We have provided 45 websites through a developer for our parishes. Over the Thanksgiving holiday, the developer stood up a new server and moved all of the parish websites. This required changing A-records for all 45 websites. I am having problems with 1 of the 45.
I don’t manage the DNS for the one problem website, a local service provider does. I do manage DNS for the 44 other parish sites and they made it through the move successfully.
Here is the problem which did not exist before the move:
If you visit the site by typing only the domain name, stmarkmtcalvary.church, the sub-menu items work but all of the new browsers are calling the website unsafe.
The developer said to ask the managed service provider to ensure there are 2 A-Records both pointing to the IP. One should have a host of @ and the other should have a host of www.
The service provider says the have looked at the problem and they are not the cause. They said they only need to create 1 A-record but won’t tell me which one. He said something about only the webhost would need an A-record using @ not them so I assume that’s the one they won’t create.
The service provider sent me a screen shot from Free DNS checker which he says proves they are not the problem.
The web host/developer says they aren’t the problem either.

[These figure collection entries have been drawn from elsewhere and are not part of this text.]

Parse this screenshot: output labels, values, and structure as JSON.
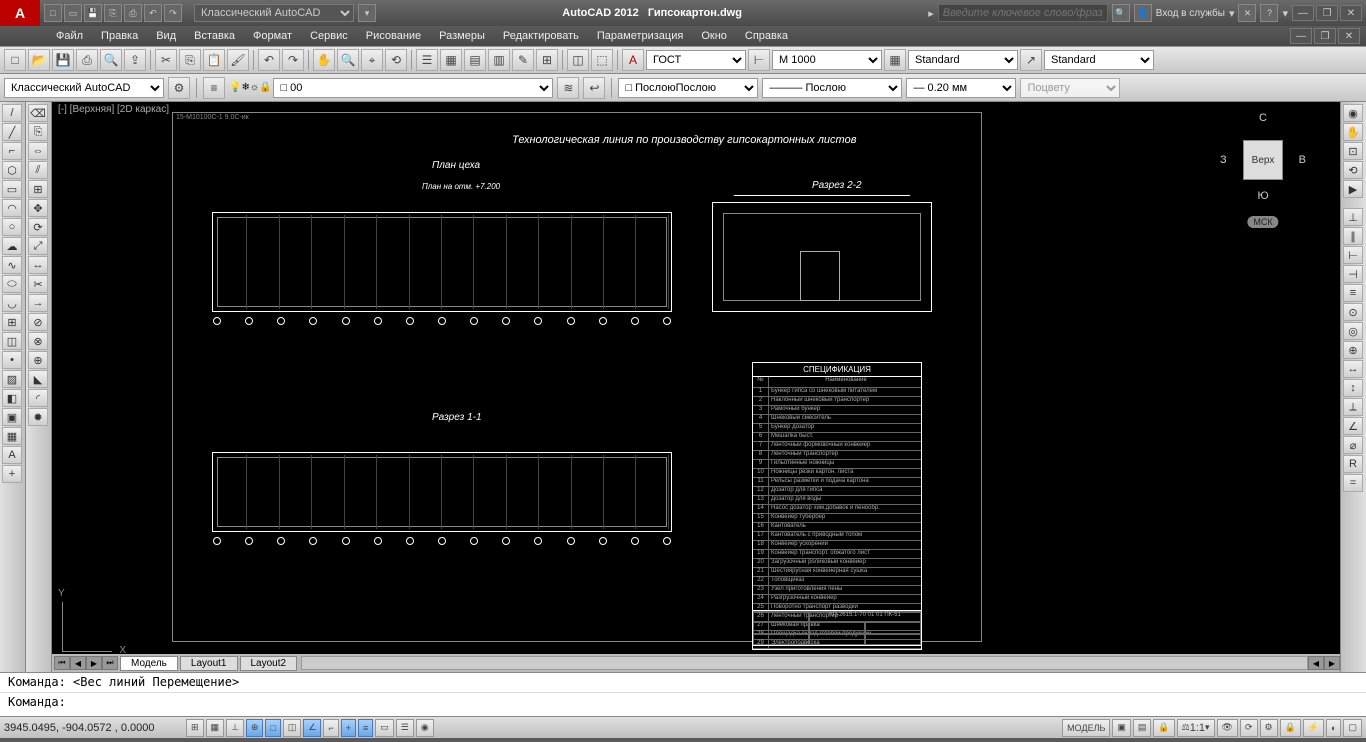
{
  "title": {
    "app": "AutoCAD 2012",
    "file": "Гипсокартон.dwg"
  },
  "workspace_selector": "Классический AutoCAD",
  "search_placeholder": "Введите ключевое слово/фразу",
  "login_label": "Вход в службы",
  "menus": [
    "Файл",
    "Правка",
    "Вид",
    "Вставка",
    "Формат",
    "Сервис",
    "Рисование",
    "Размеры",
    "Редактировать",
    "Параметризация",
    "Окно",
    "Справка"
  ],
  "toolbar2": {
    "workspace": "Классический AutoCAD",
    "layer": "0",
    "textstyle": "ГОСТ",
    "dimstyle": "M 1000",
    "tablestyle": "Standard",
    "mleader": "Standard",
    "color": "Послою",
    "linetype": "Послою",
    "lineweight": "0.20 мм",
    "plotstyle": "Поцвету"
  },
  "viewport_label": "[-] [Верхняя] [2D каркас]",
  "viewcube": {
    "face": "Верх",
    "n": "С",
    "s": "Ю",
    "e": "В",
    "w": "З",
    "wcs": "МСК"
  },
  "ucs": {
    "x": "X",
    "y": "Y"
  },
  "drawing": {
    "paper_code": "15-М10100С-1 9.0С-ик",
    "main_title": "Технологическая линия по производству гипсокартонных листов",
    "plan_title": "План цеха",
    "plan_mark": "План на отм. +7.200",
    "section22": "Разрез 2-2",
    "section11": "Разрез 1-1",
    "spec_title": "СПЕЦИФИКАЦИЯ",
    "spec_header": "Наименование",
    "spec_items": [
      "Бункер гипса со шнековым питателем",
      "Наклонный шнековый транспортер",
      "Рамочный бункер",
      "Шнековый смеситель",
      "Бункер дозатор",
      "Мешалка быст.",
      "Ленточный формовочный конвейер",
      "Ленточный транспортер",
      "Гильотинные ножницы",
      "Ножницы резки картон. листа",
      "Рельсы разметки и подача картона",
      "Дозатор для гипса",
      "Дозатор для воды",
      "Насос дозатор хим.добавок и пенообр.",
      "Конвейер тубербер",
      "Кантователь",
      "Кантователь с приводным топом",
      "Конвейер ускорений",
      "Конвейер транспорт. обжатого лист",
      "Загрузочный роликовый конвейер",
      "Шестиярусная конвейерная сушка",
      "Топовщиказ",
      "Узел приготовления пены",
      "Разгрузочный конвейер",
      "Поворотно транспорт разводки",
      "Ленточный транспортер",
      "Шнековая правка",
      "Площадка склад готовой продукции",
      "Электроподвеска"
    ],
    "titleblock_code": "КП-2615.1-70 01 01 ПК-51"
  },
  "tabs": {
    "model": "Модель",
    "layout1": "Layout1",
    "layout2": "Layout2"
  },
  "command": {
    "history": "Команда:  <Вес линий Перемещение>",
    "prompt": "Команда:"
  },
  "status": {
    "coords": "3945.0495, -904.0572 , 0.0000",
    "model_btn": "МОДЕЛЬ",
    "scale": "1:1"
  }
}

I don’t know enough to figure out where the problem lies. Is there a security reason why they wouldn’t want to create two A-records?
From the look of it they have an A record on the base domain and a cname on www pointed to the base domain. This is perfectly fine and should work exactly the same as two A records. Clicking through the site I get 404 errors on any pages in the menu meaning your server is erroring out. I hate to break the “it is always DNS” rule, but that doesn’t seem like DNS to me.
Having managed too many web servers in the past, this looks strongly like an issue with the new server’s Apache configuration.
If it were my website, I would first start looking at the Apache logs, and very likely it will point you to the ssl and/or redirect configuration of the site.
Both stmarkmtcalvary.church and www.stmarkmtcalvary.church work fine on http but not https, and DNS A records and CNAME records are protocol agnostic, so I don’t see how this could be a DNS issue.
There’s a chance that the https portion of the site’s redirect rules might be in a config block somewhere that only applies to the old IP address, or possibly the new server’s redirect rules were only added to the http path.
With all that said: If you let your service provider know that while you agree their method should work fine, it is important to you that they use both A-Records in order to satisfy the developer so they will continue troubleshooting, they will likely make the change.
All of our domains have www as a CNAME record aliasing to the base domain, which is either an A-record or ANAME depending on the web host.
I’d love to hear how this ends out. Server migrations are always nerve-racking and I hate you’re having to manage this without direct access to either system.